Combining Raman microscopy with optical tweezers makes it possible to analyze single, live, moving cells in medium. This new combined technique, called confocal laser tweezers Raman spectroscopy (LTRS), has been extensively used in studies of optically trapped chromosomes (Ojeda et al., 2006), spores (Huang et al., 2007), Escherichia coli cells (Chen et al., 2009), and mitochondria (Tang et al., 2007). Raman spectroscopy is extraordinarily sensitive to click here the detection of carotenoids, especially when using an excitation wavelength resulting in the resonance

Raman effect, most frequently that at 514.5 nm (Vitek et al., 2009). On the other hand, photodamage may occur for living cells when using the 514.5 nm wavelength for excitation (Snook et al., 2009). The use of a longer wavelength, such as near-infrared wavelength, can substantially decrease the photodamage effect (Ashkin et al., 1987). Raman spectroscopy

has been reported to detect carotenoids from intact plants (Baranski et al., 2005), human retina (Bernstein et al., 1998), and fungal pellet (Papaioannou et al., 2009).

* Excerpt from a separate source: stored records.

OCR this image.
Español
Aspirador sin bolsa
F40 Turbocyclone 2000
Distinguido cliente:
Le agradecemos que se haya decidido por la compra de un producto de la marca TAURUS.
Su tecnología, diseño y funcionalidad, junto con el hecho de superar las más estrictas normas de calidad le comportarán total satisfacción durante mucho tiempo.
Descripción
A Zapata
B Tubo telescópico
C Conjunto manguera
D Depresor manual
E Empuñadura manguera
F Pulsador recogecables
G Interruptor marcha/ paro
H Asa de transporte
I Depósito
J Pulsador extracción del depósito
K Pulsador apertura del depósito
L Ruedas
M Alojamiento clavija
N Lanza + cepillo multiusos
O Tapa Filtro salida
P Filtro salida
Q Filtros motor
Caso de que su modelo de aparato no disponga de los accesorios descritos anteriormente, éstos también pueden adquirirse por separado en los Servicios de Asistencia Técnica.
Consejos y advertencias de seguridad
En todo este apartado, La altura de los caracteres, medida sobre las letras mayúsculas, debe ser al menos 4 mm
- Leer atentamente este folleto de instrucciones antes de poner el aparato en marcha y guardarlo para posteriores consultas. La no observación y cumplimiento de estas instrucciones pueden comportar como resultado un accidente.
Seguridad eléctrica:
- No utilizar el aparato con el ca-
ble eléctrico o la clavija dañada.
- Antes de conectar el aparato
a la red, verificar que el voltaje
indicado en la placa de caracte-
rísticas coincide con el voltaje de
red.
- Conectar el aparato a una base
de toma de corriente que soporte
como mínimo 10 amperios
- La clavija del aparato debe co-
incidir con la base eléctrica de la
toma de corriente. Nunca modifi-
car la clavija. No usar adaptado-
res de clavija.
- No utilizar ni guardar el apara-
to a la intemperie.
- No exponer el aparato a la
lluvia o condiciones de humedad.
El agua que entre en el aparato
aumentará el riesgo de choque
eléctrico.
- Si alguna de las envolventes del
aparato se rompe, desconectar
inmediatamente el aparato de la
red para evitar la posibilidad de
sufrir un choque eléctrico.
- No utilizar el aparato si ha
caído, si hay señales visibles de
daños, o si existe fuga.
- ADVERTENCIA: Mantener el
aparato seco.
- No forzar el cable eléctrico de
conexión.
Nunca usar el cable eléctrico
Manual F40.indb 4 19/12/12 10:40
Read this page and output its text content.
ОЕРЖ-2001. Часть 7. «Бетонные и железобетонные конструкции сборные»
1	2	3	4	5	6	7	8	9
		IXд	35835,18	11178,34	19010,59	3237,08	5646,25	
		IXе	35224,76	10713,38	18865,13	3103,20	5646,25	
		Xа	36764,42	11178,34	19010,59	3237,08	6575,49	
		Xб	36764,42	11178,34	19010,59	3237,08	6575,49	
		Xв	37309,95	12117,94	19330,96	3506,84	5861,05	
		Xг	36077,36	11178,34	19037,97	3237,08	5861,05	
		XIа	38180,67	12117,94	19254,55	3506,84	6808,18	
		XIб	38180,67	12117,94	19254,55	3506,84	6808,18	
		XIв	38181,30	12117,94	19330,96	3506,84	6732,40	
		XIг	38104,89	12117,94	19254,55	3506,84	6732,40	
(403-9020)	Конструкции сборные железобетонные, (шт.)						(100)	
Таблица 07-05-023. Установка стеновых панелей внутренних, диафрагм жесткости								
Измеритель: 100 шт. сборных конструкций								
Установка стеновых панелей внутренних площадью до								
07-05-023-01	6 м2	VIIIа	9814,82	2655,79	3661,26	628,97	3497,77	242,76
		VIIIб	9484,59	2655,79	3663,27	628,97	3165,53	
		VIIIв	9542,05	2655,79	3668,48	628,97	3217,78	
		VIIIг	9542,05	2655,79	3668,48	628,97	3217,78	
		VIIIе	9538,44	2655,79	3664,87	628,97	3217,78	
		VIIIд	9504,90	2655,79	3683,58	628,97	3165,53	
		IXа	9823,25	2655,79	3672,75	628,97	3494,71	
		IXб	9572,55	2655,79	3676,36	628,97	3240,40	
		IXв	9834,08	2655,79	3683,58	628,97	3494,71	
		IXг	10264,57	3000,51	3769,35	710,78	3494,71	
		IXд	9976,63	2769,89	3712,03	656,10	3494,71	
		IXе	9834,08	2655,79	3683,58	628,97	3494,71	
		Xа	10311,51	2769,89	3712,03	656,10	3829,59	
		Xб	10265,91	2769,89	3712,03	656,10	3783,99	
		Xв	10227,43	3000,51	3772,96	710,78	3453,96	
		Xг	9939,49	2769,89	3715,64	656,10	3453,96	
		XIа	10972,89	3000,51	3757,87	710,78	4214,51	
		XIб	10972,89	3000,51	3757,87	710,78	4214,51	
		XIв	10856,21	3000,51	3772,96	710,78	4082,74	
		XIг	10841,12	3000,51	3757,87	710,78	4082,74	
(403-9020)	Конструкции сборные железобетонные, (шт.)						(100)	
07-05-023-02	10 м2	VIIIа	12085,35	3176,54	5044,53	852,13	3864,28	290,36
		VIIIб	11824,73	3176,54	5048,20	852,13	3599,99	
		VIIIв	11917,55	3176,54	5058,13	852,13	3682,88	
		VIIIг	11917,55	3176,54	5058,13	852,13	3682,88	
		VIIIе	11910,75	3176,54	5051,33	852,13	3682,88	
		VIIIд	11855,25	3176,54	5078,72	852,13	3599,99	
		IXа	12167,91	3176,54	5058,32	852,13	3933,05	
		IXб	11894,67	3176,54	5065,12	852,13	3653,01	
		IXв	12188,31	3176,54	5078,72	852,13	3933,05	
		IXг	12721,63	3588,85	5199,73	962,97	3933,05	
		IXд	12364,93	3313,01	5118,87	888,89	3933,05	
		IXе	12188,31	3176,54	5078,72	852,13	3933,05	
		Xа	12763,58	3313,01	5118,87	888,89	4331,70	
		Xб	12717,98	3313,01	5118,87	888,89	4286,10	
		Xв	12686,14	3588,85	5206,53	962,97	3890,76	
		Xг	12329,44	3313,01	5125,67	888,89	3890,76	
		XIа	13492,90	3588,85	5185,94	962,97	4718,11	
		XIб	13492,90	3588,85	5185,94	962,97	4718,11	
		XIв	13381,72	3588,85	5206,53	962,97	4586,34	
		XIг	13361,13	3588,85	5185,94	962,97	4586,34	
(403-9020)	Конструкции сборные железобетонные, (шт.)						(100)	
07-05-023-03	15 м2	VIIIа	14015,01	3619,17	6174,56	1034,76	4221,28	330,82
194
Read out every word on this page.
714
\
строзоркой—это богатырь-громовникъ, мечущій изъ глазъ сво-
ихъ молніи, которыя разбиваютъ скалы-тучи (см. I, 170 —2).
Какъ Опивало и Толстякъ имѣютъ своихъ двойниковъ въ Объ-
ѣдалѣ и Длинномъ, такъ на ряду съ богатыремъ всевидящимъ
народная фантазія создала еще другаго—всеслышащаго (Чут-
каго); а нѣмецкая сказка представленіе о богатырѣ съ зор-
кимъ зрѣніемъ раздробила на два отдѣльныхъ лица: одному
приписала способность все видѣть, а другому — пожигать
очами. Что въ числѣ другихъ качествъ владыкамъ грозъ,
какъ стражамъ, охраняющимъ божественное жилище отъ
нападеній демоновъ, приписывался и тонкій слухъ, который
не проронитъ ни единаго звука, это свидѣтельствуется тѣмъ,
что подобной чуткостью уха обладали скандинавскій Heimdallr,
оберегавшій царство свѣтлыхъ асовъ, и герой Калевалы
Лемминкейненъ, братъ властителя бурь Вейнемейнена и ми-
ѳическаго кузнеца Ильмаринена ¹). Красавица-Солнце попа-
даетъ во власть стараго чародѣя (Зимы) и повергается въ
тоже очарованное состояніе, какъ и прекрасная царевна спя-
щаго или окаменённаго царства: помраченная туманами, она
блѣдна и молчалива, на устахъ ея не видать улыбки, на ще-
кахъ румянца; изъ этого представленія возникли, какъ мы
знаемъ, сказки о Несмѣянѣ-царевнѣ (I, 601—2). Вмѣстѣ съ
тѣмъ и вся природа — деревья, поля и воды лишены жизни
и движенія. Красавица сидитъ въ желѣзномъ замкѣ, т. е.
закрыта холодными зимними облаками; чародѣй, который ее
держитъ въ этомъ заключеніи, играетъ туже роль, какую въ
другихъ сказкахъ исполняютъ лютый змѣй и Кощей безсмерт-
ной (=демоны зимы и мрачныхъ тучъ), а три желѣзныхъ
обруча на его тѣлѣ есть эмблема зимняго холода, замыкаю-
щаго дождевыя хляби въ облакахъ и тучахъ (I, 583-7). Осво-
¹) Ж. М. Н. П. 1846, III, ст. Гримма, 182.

However, most of the investigations have been performed at the tissue level, and thus do not permit further understanding of the carotenoid accumulation process in unicellular microorganisms, such as R. glutinis. These single cell analysis techniques can help to get more information, which might be buried during bulk measurements. In this paper, we developed a method based on LTRS to carry out rapid,

real time measurements of the total carotenoids, as well as nucleic selleck compound acids and lipids inside single R. glutinis cells. The LTRS technique permits the capture of a single cell suspended in a solution in the focus of a near-infrared laser beam and the subsequent analysis of this cell using Raman spectroscopy, from which the levels of carotenoids can be determined from the intensity of the 1509 cm−1 band in Raman spectra. The strain of R. glutinis was kindly provided by Ms. Lianzhu Teng at Guangxi University. Single Idoxuridine colonies of R. glutinis from YPD plates (containing 10 g of yeast extract, 20 g of peptone, 20 g of dextrose, and 15 g of agar L−1) were inoculated into a liquid YPD medium (containing no agar) and incubated at 28 °C for 16 h to obtain the preculture. The preculture in exponential phase was used as the inoculum for 50 mL of carotenoid production medium. The production medium was composed of dextrose (40 g L−1), KH2PO4 (8 g L−1), MgSO4·7H2O (0.5 g L−1), and yeast extract (5 g L−1), with a final pH of 6.0. The inoculum was placed in a 250 mL shaking flask, shaken at 200 r.p.m., and incubated at 28 °C for 72 h. A 500-μL aliquot of cells was withdrawn at 4-h intervals to measure growth and collect Raman spectra. Details of the LTRS method have been published elsewhere (Xie et al., 2002, 2005).